Les balivernes de la direction sortante sur le renouvellement militant censé assurer un large succès à l’actuel premier secrétaire n’ont pas fait illusion. Derrière ce jeu de postures, on retrouve les stigmates d’une perte d’identité, attribuée à la longue connivence avec les souverainistes et autres populistes marginalisant toute la gauche et ses différentes composantes.
À l’occasion des discussions en aparté, militants comme dirigeants, tous admettent que le parti d’Épinay n’a plus de force de propulsion. La mondialisation acquise, la construction européenne relancée, l’affaissement des services publics, le vieillissement démographique, l’entrée en lice de l’intelligence artificielle ont été autant d’occasions manquées d’adapter un logiciel qui ne peut être décalqué sur celui du programme commun de 1981, à plus forte raison sur celui du Front Populaire de 36 ou sur le Programme du Conseil national de la résistance.

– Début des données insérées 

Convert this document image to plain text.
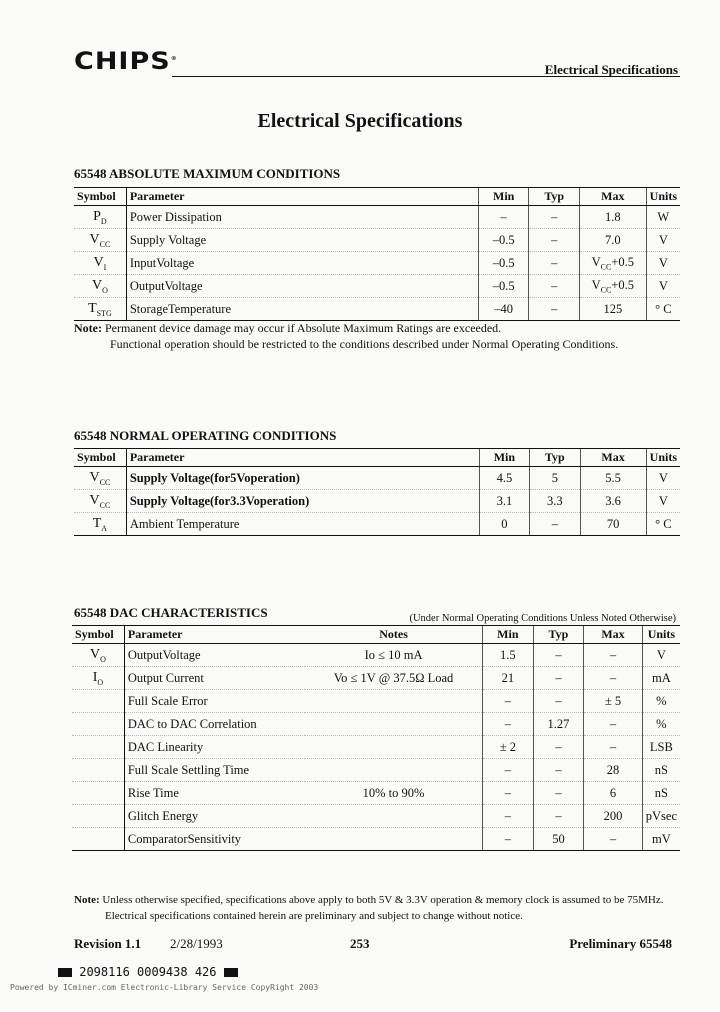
CHIPS®
Electrical Specifications
Electrical Specifications
65548 ABSOLUTE MAXIMUM CONDITIONS
Symbol	Parameter	Min	Typ	Max	Units
$P_D$	Power Dissipation	–	–	1.8	W
$V_{CC}$	Supply Voltage	–0.5	–	7.0	V
$V_I$	InputVoltage	–0.5	–	$V_{CC}+0.5$	V
$V_O$	OutputVoltage	–0.5	–	$V_{CC}+0.5$	V
$T_{STG}$	StorageTemperature	–40	–	125	° C
Note: Permanent device damage may occur if Absolute Maximum Ratings are exceeded.
Functional operation should be restricted to the conditions described under Normal Operating Conditions.
65548 NORMAL OPERATING CONDITIONS
Symbol	Parameter	Min	Typ	Max	Units
$V_{CC}$	Supply Voltage(for5Voperation)	4.5	5	5.5	V
$V_{CC}$	Supply Voltage(for3.3Voperation)	3.1	3.3	3.6	V
$T_A$	Ambient Temperature	0	–	70	° C
65548 DAC CHARACTERISTICS	(Under Normal Operating Conditions Unless Noted Otherwise)
Symbol	Parameter	Notes	Min	Typ	Max	Units
$V_O$	OutputVoltage	Io ≤ 10 mA	1.5	–	–	V
$I_O$	Output Current	Vo ≤ 1V @ 37.5Ω Load	21	–	–	mA
	Full Scale Error		–	–	± 5	%
	DAC to DAC Correlation		–	1.27	–	%
	DAC Linearity		± 2	–	–	LSB
	Full Scale Settling Time		–	–	28	nS
	Rise Time	10% to 90%	–	–	6	nS
	Glitch Energy		–	–	200	pVsec
	ComparatorSensitivity		–	50	–	mV
Note: Unless otherwise specified, specifications above apply to both 5V & 3.3V operation & memory clock is assumed to be 75MHz.
Electrical specifications contained herein are preliminary and subject to change without notice.
Revision 1.1 2/28/1993	253	Preliminary 65548
2098116 0009438 426
Powered by ICminer.com Electronic-Library Service CopyRight 2003
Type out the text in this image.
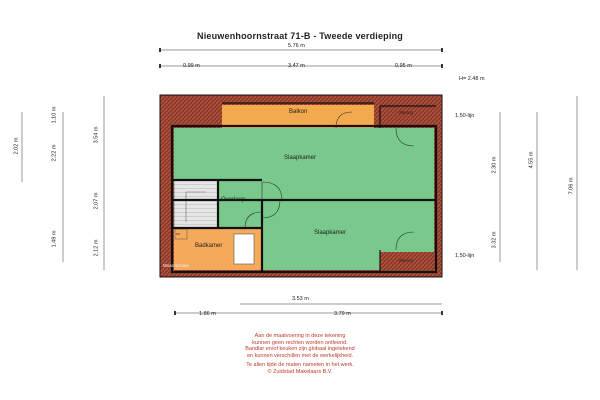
Nieuwenhoornstraat 71-B - Tweede verdieping
5.76 m
0.99 m	3.47 m	0.95 m
H= 2.48 m
2.02 m
1.10 m
2.22 m
3.54 m
2.07 m
1.48 m
2.12 m
2.30 m	4.55 m
7.06 m
3.32 m
1.50-lijn
1.50-lijn
Balkon
Slaapkamer
Overloop
Slaapkamer
Badkamer
Vliering
Vliering
cv
Wasmachine
3.53 m
1.86 m	3.79 m
Aan de maatvoering in deze tekening
kunnen geen rechten worden ontleend.
Bandlar en/of keuken zijn globaal ingetekend
en kunnen verschillen met de werkelijkheid.
Te allen tijde de maten nameten in het werk.
© Zuidstad Makelaars B.V.
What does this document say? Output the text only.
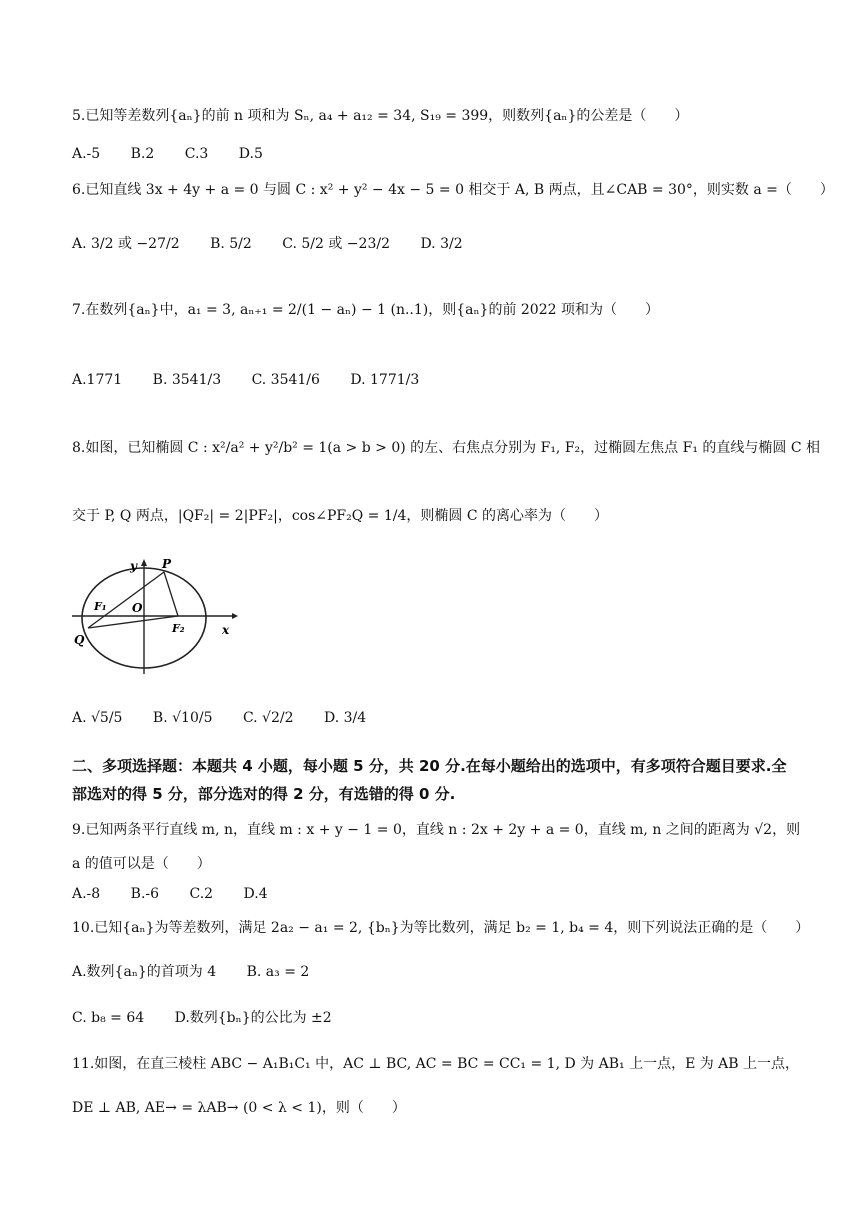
5.已知等差数列{aₙ}的前 n 项和为 Sₙ, a₄ + a₁₂ = 34, S₁₉ = 399，则数列{aₙ}的公差是（　　）
A.-5 B.2 C.3 D.5
6.已知直线 3x + 4y + a = 0 与圆 C : x² + y² − 4x − 5 = 0 相交于 A, B 两点，且∠CAB = 30°，则实数 a =（　　）
A. 3/2 或 −27/2 B. 5/2 C. 5/2 或 −23/2 D. 3/2
7.在数列{aₙ}中，a₁ = 3, aₙ₊₁ = 2/(1 − aₙ) − 1 (n..1)，则{aₙ}的前 2022 项和为（　　）
A.1771 B. 3541/3 C. 3541/6 D. 1771/3
8.如图，已知椭圆 C : x²/a² + y²/b² = 1(a > b > 0) 的左、右焦点分别为 F₁, F₂，过椭圆左焦点 F₁ 的直线与椭圆 C 相
交于 P, Q 两点，|QF₂| = 2|PF₂|，cos∠PF₂Q = 1/4，则椭圆 C 的离心率为（　　）
y
x
P
Q
O
F₁
F₂
A. √5/5 B. √10/5 C. √2/2 D. 3/4
二、多项选择题：本题共 4 小题，每小题 5 分，共 20 分.在每小题给出的选项中，有多项符合题目要求.全部选对的得 5 分，部分选对的得 2 分，有选错的得 0 分.
9.已知两条平行直线 m, n，直线 m : x + y − 1 = 0，直线 n : 2x + 2y + a = 0，直线 m, n 之间的距离为 √2，则
a 的值可以是（　　）
A.-8 B.-6 C.2 D.4
10.已知{aₙ}为等差数列，满足 2a₂ − a₁ = 2, {bₙ}为等比数列，满足 b₂ = 1, b₄ = 4，则下列说法正确的是（　　）
A.数列{aₙ}的首项为 4 B. a₃ = 2
C. b₈ = 64 D.数列{bₙ}的公比为 ±2
11.如图，在直三棱柱 ABC − A₁B₁C₁ 中，AC ⊥ BC, AC = BC = CC₁ = 1, D 为 AB₁ 上一点，E 为 AB 上一点，
DE ⊥ AB, AE→ = λAB→ (0 < λ < 1)，则（　　）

Le monde bouge, change et appelle une mise à jour programmatique qui n’a pas eu lieu. Le XXe siècle et son cortège de crimes, pour ceux qui ont formellement défendu la radicalité à l’image des staliniens ou des maoïstes en niant les droits humains, nous obligent. Peu de socialistes ont cependant eu la trempe de résister au poncif de l’unité à tout prix, confondant le fait de faire face ensemble sans rien abandonner de l’exigence démocratique avec une capitulation qui ne dirait pas son nom. Ils n’ont même pas pu concevoir que l’extrême-gauche des soixante dernières années ne pouvait être assimilée au populisme de LFI, comme en atteste la bascule antisémite opérée par une partie de la meute.
Des laboratoires municipaux existent bien sûr, des politiques urbaines audacieuses produisent des bilans reconnus par les électeurs, mais rien qui ne puisse se substituer à l’absence de travail collectif au niveau national et au-delà. Sans même évoquer l’Europe et la planète, davantage assumée par Place publique et une partie des écologistes. Peut-être les édiles les plus en vue auraient-ils dû prendre davantage de place dans la bataille interne aujourd’hui perdue. À la condition de s’y risquer, de le vouloir et de l’assumer quoi qu’il en coûte, car l’histoire repasse rarement les plats.
Si besoin d’unité il y a, c’est d’abord à l’échelle de la social-démocratie qu’il convient de l’incarner pour aller plus loin. La disparition de grandes figures de la gauche intellectuelle ne saurait en dispenser. L’organisation de Glucksmann, celle de Cazeneuve jouent chacune leur partition. Des écologistes, orphelins d’une pensée complexe, hésitent entre Place publique, rentrer sous la tente et résister encore à la direction Tondelier.
C’est la responsabilité impérieuse de ceux qui viennent de perdre à nouveau, de lancer une initiative publique à leur endroit, sans attendre demain. Personne ne se rassemblera spontanément autour d’une « incarnation » aussi improbable que tardive si la gauche démocratique s’enferme dans une léthargie paresseuse, à portée de gifles de la meute et de ceux qui lui font allégeance en vue des municipales. Hic et nunc en quelque sorte.
Bien sûr, la social-démocratie est en crise en Europe, mais elle le fut si souvent dans la première moitié du XXe siècle. Aux avant-postes de la construction européenne et de l’État providence, elle construisit pourtant un imaginaire collectif progressiste. Ce dernier ne demande qu’à quitter le musée pour s’incarner à nouveau en défense d’une perspective d’émancipation démocratique, sociale, écologique, féministe.
La gauche doit désormais acter des propositions rénovant le modèle d’un État providence national obsolète, penser l’articulation de l’Europe puissante avec un pôle régulateur, humaniste et pacifiste de la mondialisation. En énoncer simplement l’ordre du jour suffit à acter que le toujours secrétaire national du PS n’est pas l’homme de la situation.